In this part we’re going to look at how the bison
grammar rules, specified in the file “grammar.y”, can be made to match against the stream of tokens which the parser requests (this process being called syntax directed translation). Ultimately we want to output correctly generated code by through walking the abstract syntax tree, created in memory by the parser program we wrote. We’ll also take a look at how the global symbol table plays a part in early type checking, as the syntax tree is being constructed.
When generating the abstract syntax tree we do, of course, have to make sure all relevant structural and semantic details from the source text are both checked for correctness and preserved so that (output) code generation can take place. Let’s look first at the IF
/THEN
/ENDIF
and IF
/THEN
/ELSE
/ENDIF
constructs which are both part of the language specification (leaving aside the open-ended chaining of optional ELSE
IF
clauses also specified for the language). The rules are specified in the bison
input file as follows:
Stmnt : // ... other statement rules
| IF BoolExp THEN EOL Marker Block ELSE EOL Marker Block ENDIF EOL {
$$ = new If($2, $6, $10);
$5->link($$);
prev = $$;
}
| IF BoolExp THEN EOL Marker Block ENDIF EOL {
$$ = new If($2, $6);
$5->link($$);
prev = $$;
}
// ... further statement rules follow
Marker : %empty { $$ = prev; prev = new Empty; }
;
The order in which the rules are defined should not matter (as long as there are no ambiguities, also known as conflicts) and the more complex version with an ELSE
clause is shown first. This rule extracts the associated semantic values for the second, sixth and tenth matches and forwards them to the If()
constructor (the types involved being Expression*
, Tree*
and Tree*
). However the new If()
instance (itself treated as a Tree*
) needs to be attached at the correct point in the parse tree, as well as its two sub-trees maintaining their own element(s) correctly.
Recall that the variable prev
was set to the head node on entry to the parsing function when calling the constructor in main()
. Being a single-value (non-array-typed) variable it is unable to cope with nested blocks, even with a simple IF
statement at global scope.
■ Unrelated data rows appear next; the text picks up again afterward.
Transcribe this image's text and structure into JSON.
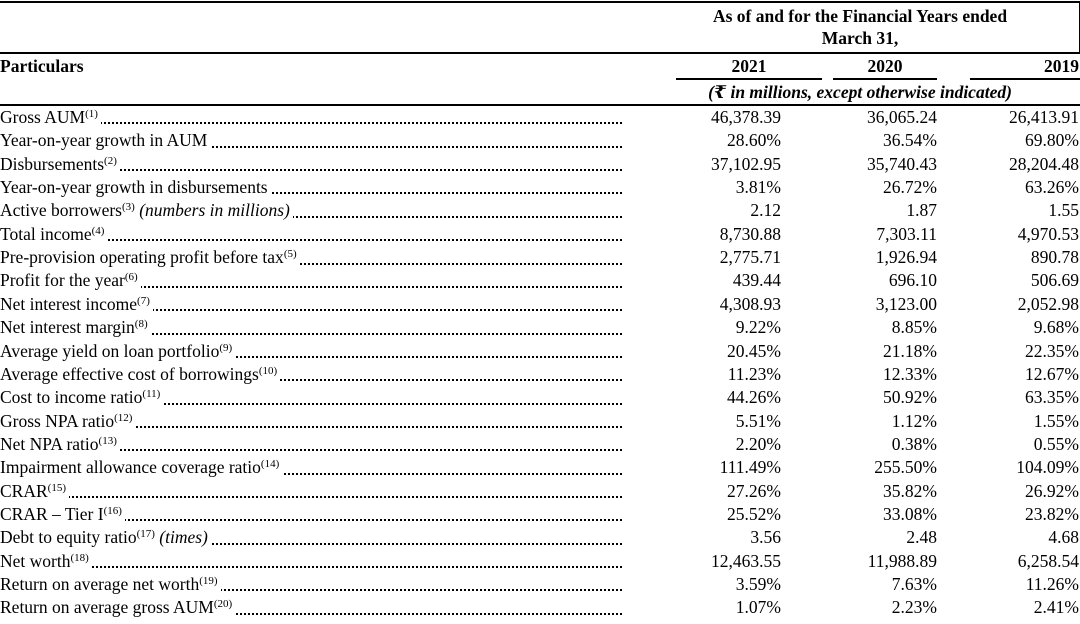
{
  "header": {
    "group_title_line1": "As of and for the Financial Years ended",
    "group_title_line2": "March 31,",
    "particulars_label": "Particulars",
    "years": [
      "2021",
      "2020",
      "2019"
    ],
    "unit_note": "(₹ in millions, except otherwise indicated)"
  },
  "rows": [
    {
      "label": "Gross AUM",
      "note": "(1)",
      "qualifier": "",
      "values": [
        "46,378.39",
        "36,065.24",
        "26,413.91"
      ]
    },
    {
      "label": "Year-on-year growth in AUM",
      "note": "",
      "qualifier": "",
      "values": [
        "28.60%",
        "36.54%",
        "69.80%"
      ]
    },
    {
      "label": "Disbursements",
      "note": "(2)",
      "qualifier": "",
      "values": [
        "37,102.95",
        "35,740.43",
        "28,204.48"
      ]
    },
    {
      "label": "Year-on-year growth in disbursements",
      "note": "",
      "qualifier": "",
      "values": [
        "3.81%",
        "26.72%",
        "63.26%"
      ]
    },
    {
      "label": "Active borrowers",
      "note": "(3)",
      "qualifier": "(numbers in millions)",
      "values": [
        "2.12",
        "1.87",
        "1.55"
      ]
    },
    {
      "label": "Total income",
      "note": "(4)",
      "qualifier": "",
      "values": [
        "8,730.88",
        "7,303.11",
        "4,970.53"
      ]
    },
    {
      "label": "Pre-provision operating profit before tax",
      "note": "(5)",
      "qualifier": "",
      "values": [
        "2,775.71",
        "1,926.94",
        "890.78"
      ]
    },
    {
      "label": "Profit for the year",
      "note": "(6)",
      "qualifier": "",
      "values": [
        "439.44",
        "696.10",
        "506.69"
      ]
    },
    {
      "label": "Net interest income",
      "note": "(7)",
      "qualifier": "",
      "values": [
        "4,308.93",
        "3,123.00",
        "2,052.98"
      ]
    },
    {
      "label": "Net interest margin",
      "note": "(8)",
      "qualifier": "",
      "values": [
        "9.22%",
        "8.85%",
        "9.68%"
      ]
    },
    {
      "label": "Average yield on loan portfolio",
      "note": "(9)",
      "qualifier": "",
      "values": [
        "20.45%",
        "21.18%",
        "22.35%"
      ]
    },
    {
      "label": "Average effective cost of borrowings",
      "note": "(10)",
      "qualifier": "",
      "values": [
        "11.23%",
        "12.33%",
        "12.67%"
      ]
    },
    {
      "label": "Cost to income ratio",
      "note": "(11)",
      "qualifier": "",
      "values": [
        "44.26%",
        "50.92%",
        "63.35%"
      ]
    },
    {
      "label": "Gross NPA ratio",
      "note": "(12)",
      "qualifier": "",
      "values": [
        "5.51%",
        "1.12%",
        "1.55%"
      ]
    },
    {
      "label": "Net NPA ratio",
      "note": "(13)",
      "qualifier": "",
      "values": [
        "2.20%",
        "0.38%",
        "0.55%"
      ]
    },
    {
      "label": "Impairment allowance coverage ratio",
      "note": "(14)",
      "qualifier": "",
      "values": [
        "111.49%",
        "255.50%",
        "104.09%"
      ]
    },
    {
      "label": "CRAR",
      "note": "(15)",
      "qualifier": "",
      "values": [
        "27.26%",
        "35.82%",
        "26.92%"
      ]
    },
    {
      "label": "CRAR – Tier I",
      "note": "(16)",
      "qualifier": "",
      "values": [
        "25.52%",
        "33.08%",
        "23.82%"
      ]
    },
    {
      "label": "Debt to equity ratio",
      "note": "(17)",
      "qualifier": "(times)",
      "values": [
        "3.56",
        "2.48",
        "4.68"
      ]
    },
    {
      "label": "Net worth",
      "note": "(18)",
      "qualifier": "",
      "values": [
        "12,463.55",
        "11,988.89",
        "6,258.54"
      ]
    },
    {
      "label": "Return on average net worth",
      "note": "(19)",
      "qualifier": "",
      "values": [
        "3.59%",
        "7.63%",
        "11.26%"
      ]
    },
    {
      "label": "Return on average gross AUM",
      "note": "(20)",
      "qualifier": "",
      "values": [
        "1.07%",
        "2.23%",
        "2.41%"
      ]
    }
  ]
}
To avoid having to use a stack, the value of prev
needs to be saved so that it can be used and then reset in order to attach the statement following the ENDIF
to the correct place. To do this we have made a rule called Marker
which stores the current value of prev
(a Tree*
) as its own semantic value. This is available (without the need for either a mid-rule action or a stack) to the body of the IF
/THEN
/ENDIF
rule as its fifth semantic value. (Therefore to attach the If()
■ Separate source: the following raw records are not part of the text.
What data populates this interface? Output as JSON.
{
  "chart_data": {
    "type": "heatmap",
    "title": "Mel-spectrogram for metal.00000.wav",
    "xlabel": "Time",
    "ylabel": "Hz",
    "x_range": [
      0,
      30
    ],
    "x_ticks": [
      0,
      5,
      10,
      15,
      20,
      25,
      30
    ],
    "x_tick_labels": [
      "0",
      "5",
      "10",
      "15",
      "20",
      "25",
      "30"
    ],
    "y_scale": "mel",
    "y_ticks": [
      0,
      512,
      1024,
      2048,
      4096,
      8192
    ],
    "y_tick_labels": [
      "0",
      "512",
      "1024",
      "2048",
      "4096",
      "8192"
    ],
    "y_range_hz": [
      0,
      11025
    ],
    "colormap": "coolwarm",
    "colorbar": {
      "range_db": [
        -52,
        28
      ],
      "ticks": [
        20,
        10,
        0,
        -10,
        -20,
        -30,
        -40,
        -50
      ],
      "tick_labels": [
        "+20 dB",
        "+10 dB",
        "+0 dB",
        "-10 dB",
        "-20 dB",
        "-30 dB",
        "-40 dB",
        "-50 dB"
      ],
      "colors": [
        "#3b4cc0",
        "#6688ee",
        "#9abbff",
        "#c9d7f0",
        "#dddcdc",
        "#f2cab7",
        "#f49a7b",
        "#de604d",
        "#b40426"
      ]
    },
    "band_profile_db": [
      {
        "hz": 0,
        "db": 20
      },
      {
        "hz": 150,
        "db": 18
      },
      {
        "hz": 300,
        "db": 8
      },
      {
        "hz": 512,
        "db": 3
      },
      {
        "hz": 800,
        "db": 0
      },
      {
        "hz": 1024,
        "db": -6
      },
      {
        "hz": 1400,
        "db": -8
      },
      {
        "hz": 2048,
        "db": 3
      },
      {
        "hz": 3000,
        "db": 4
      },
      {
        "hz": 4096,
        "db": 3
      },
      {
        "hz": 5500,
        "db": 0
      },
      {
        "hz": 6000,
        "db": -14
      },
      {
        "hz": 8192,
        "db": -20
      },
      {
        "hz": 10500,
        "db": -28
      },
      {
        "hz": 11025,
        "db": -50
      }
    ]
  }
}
tree we simply use $5->link($$)
, not prev->link($$)
as for other statements). The use of markers in this way, which match against empty, are described in [Compilers] $5.5.4; they have a side-effect of turning any grammar which was LL into LR, but that is harmless for our purposes.
In the Marker
rule we start a new block with new Empty
, which provides a stub for the rest of the sub-tree to be attached to, and which eventually (through the default production for Stmnts
and Block
) becomes the pointer for the parameters to If()
. Going back to the other tree, which is the IF
-statement’s conditional expression, this is again recursively constructed from an arbitrarily complex expression whose type is checked against Boolean by another rule:
BoolExp : Exp {
if ($1->type() != ExpI::BoolT) {
error(@1, "non-boolean expresssion in conditional context");
YYERROR;
}
$$ = $1;
}
;
A new variable is created by syntax such as ID <- new_value
, and this is both a statement and an entry for the symbol table, which keeps track of types (as we’ve interpreted the specification as defining a statically-typed language where types are known or deduced at compile-time). Here is the rule for assignment to a variable:
| ID ASSIGN Exp EOL {
if (!table->check($1).first) {
table->store($1, $3->type());
$$ = new Assign($3, $1);
prev->link($$);
prev = $$;
}
else {
if ($3->type() == table->type($1)) {
$$ = new Assign($3, $1);
prev->link($$);
prev = $$;
}
else {
error(@1, "variable previously assigned with different type: " + $1);
YYERROR;
}
}
}
This rule needs to check whether the assignment is to a variable name already encountered in this scope, which it does by calling the symbol table’s check()
method. If it hasn’t then a new table entry is created. In either case a new Assign()
instance is created and linked into the tree in the same way as for other statements.